Pelabuhan Cinta Sang Pangeran Es
"Ini adik Gayen?"
Galen yang menginjak usia tiga tahun terlihat menggemaskan. Tubuhnya masih sangat bulat. Matanya yang bulat, berbinar indah. Ekspresinya begitu menggemakan saat pertama kali melihat Arabella.
"Nama adik Gayen ciapa, Mama?" tanya Galen.
"Arabella, Sayang," jawab Aluna lembut.
"Ayabeya?" Galen mengulang perkataan Aluna.
"Arabella, Galen."
"Iya, Mama. Ayabeya."
Semua orang yang ada di tempat itu tertawa mendengar celotehan Galen. Memang anak itu bicaranya masih cadel.
"Sini, Sayang. Biarin Arabella bobo." Elgar duduk di sofa, menyuruh Galen untuk mendekat.
Tidak membantah, Galen berlari ke dekat Elgar, lantas Elgar mengangkat tubuh Galen, mendudukkan putranya di atas pangkuannya.
"Galen senang punya adik?" tanya Arleta tangannya terulur mengusap kepala Galen.
"Cengang, Oma. Gayen cengang punya adik cantik kaya Ayabeya," jawab Galen polos.
"Nanti kalau Galen sudah besar, jagain adenya ya," pinta Aluna pada putranya.
"Otey, Mama," seru Galen.
"Anak Mama memang paling pinter," puji Galen.
"Mama," panggil Galen.
"Iya, Sayang," sahut Aluna.
"Gayen boleh minta cucu?"
Aluna terkekeh begitu juga yang lainnya.
Galen lantas turun dari pangkuan Elgar, lantas melompat-lompat di ruangan rawat VVIP itu.
"Hoye, Gayen punya adik. Hoyee," seru Galen sambil melompat-lompat membuat semua orang tertawa.
Bayi perempuan yang ada di box bayi tiba-tiba menangis membuat tawa mereka berhenti.

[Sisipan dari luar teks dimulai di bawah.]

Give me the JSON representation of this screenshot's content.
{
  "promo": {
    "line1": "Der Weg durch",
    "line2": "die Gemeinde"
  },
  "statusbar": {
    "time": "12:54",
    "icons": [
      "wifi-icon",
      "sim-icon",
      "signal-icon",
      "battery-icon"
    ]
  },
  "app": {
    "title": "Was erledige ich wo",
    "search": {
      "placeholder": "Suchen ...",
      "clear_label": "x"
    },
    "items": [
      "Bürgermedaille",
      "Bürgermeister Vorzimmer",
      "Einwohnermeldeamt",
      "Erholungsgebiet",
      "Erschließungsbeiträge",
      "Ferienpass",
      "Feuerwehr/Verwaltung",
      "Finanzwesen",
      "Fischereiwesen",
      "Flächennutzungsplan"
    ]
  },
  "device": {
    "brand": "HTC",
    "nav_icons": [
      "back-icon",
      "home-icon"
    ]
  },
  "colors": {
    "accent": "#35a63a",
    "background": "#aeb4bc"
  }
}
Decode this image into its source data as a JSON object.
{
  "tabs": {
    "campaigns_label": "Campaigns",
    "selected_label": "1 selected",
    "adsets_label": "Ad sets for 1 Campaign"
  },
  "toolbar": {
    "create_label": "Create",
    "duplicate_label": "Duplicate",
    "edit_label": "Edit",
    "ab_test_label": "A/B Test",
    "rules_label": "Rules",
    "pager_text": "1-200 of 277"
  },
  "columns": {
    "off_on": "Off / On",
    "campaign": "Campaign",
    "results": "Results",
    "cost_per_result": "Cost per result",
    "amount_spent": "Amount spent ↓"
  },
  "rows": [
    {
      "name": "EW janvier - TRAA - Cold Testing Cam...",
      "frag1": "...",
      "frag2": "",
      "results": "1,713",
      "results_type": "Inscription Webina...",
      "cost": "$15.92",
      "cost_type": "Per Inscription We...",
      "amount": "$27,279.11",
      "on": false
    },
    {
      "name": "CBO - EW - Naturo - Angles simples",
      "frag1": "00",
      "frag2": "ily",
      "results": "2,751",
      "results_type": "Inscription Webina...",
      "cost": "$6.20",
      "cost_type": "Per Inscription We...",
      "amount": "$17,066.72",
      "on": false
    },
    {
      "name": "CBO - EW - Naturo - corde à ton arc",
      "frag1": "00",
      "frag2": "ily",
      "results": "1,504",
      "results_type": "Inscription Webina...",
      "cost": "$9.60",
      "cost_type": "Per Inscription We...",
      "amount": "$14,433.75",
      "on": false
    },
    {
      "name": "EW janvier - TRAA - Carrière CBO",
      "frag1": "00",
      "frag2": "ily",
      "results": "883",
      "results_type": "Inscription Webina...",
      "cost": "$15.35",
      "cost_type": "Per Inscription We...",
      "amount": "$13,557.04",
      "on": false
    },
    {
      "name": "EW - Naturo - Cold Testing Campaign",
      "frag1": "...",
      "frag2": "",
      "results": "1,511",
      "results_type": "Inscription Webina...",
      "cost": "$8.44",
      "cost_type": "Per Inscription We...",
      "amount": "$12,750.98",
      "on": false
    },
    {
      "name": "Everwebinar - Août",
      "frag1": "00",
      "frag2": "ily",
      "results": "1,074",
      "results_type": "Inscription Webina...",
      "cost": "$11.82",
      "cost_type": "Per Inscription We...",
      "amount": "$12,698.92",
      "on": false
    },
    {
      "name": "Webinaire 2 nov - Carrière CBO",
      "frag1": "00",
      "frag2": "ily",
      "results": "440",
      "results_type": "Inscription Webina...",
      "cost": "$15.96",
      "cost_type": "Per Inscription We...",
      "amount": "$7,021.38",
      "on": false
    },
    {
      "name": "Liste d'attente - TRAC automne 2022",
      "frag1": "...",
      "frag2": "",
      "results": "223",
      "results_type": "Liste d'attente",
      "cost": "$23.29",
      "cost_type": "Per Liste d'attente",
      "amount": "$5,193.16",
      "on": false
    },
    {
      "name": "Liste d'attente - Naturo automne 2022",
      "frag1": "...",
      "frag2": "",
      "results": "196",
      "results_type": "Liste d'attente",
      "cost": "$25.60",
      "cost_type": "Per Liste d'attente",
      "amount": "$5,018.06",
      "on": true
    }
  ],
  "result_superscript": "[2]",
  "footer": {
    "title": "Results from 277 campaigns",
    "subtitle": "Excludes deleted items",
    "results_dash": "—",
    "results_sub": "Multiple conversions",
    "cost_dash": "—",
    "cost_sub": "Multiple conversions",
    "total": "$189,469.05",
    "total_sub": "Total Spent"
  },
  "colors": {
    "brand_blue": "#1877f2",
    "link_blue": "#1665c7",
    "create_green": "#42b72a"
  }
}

Juga fokus semua orang teralihkan.
Galen berlari ke dekat box bayi melihat adiknya menangis. "Sssttt, jangan belicik!"
Semua orang kembali dibuat tertawa oleh tingkah menggemaskan Galen.
Hingga empat belas tahun berlalu begitu cepat, anak kecil gendut yang sangat menggemaskan itu telah berubah. Usianya sudah hampir delapan belas tahun. Galen tumbuh menjadi pemuda yang sangat tampan, mewarisi ketampanan dari Elgar, ayahnya. Sorot matanya begitu tajam, hingga mampu membuat musuh-musuhnya menunduk. Tubuhnya tinggi dan tetap, otot-otot tubuhnya terbentuk dengan sempurna. Tidak salah tempat tinggalnya memiliki fasilitas gym pribadi, Galen memanfaatkan tempat itu dengan sangat baik.
Di usianya itu Galen sudah memiliki perasaan terhadap lawan jenis. Ia menyukai seorang gadis bernama Safira Nadira. Anak sahabat dari kedua orang tuanya. Tumbuh dari kecil membuat rasa cinta itu tumbuh dalam diri Galen, tetapi tidak dengan Safira. Perempuan itu menganggap hubungan mereka hanya sebatas kakak beradik. Padahal usia mereka hanya terpaut beberapa bulan saja.
Safira tahu perasaan Galen padanya? Jawabannya, Iya. Safira tahu, tetapi Safira memilih laki-laki lain. Seorang siswa dari sekolah lain.
-
-
Saat jam istirahat, Galen memilih ke rooftop, bisa dibilang tempat itu menjadi tempat favorit dirinya dan juga tiga temannya, Zayn, Alden, dan Sam.
Galen berdiri di dekat pembatas rooftop sekolahnya. Jangan ditanya bagaimana penampilannya, jauh dari kata rapih. Dua kancing atas seragam Galen sudah terbuka, jas sekolah dan dasinya entah ke mana. Di jarinya juga terselip satu batang ber nikotin yang menyala. Sekolahnya memperbolehkan siswanya merokok?
Jelas tidak!
Mereka sembunyi-sembunyi. Tetapi jika ada teman sekolah yang melihatnya pun mereka tidak akan berani menegur. Jika ketahuan oleh guru maupun kepala sekolah, mereka hanya akan mengatakan 'iya' dan besoknya mereka ulangi lagi.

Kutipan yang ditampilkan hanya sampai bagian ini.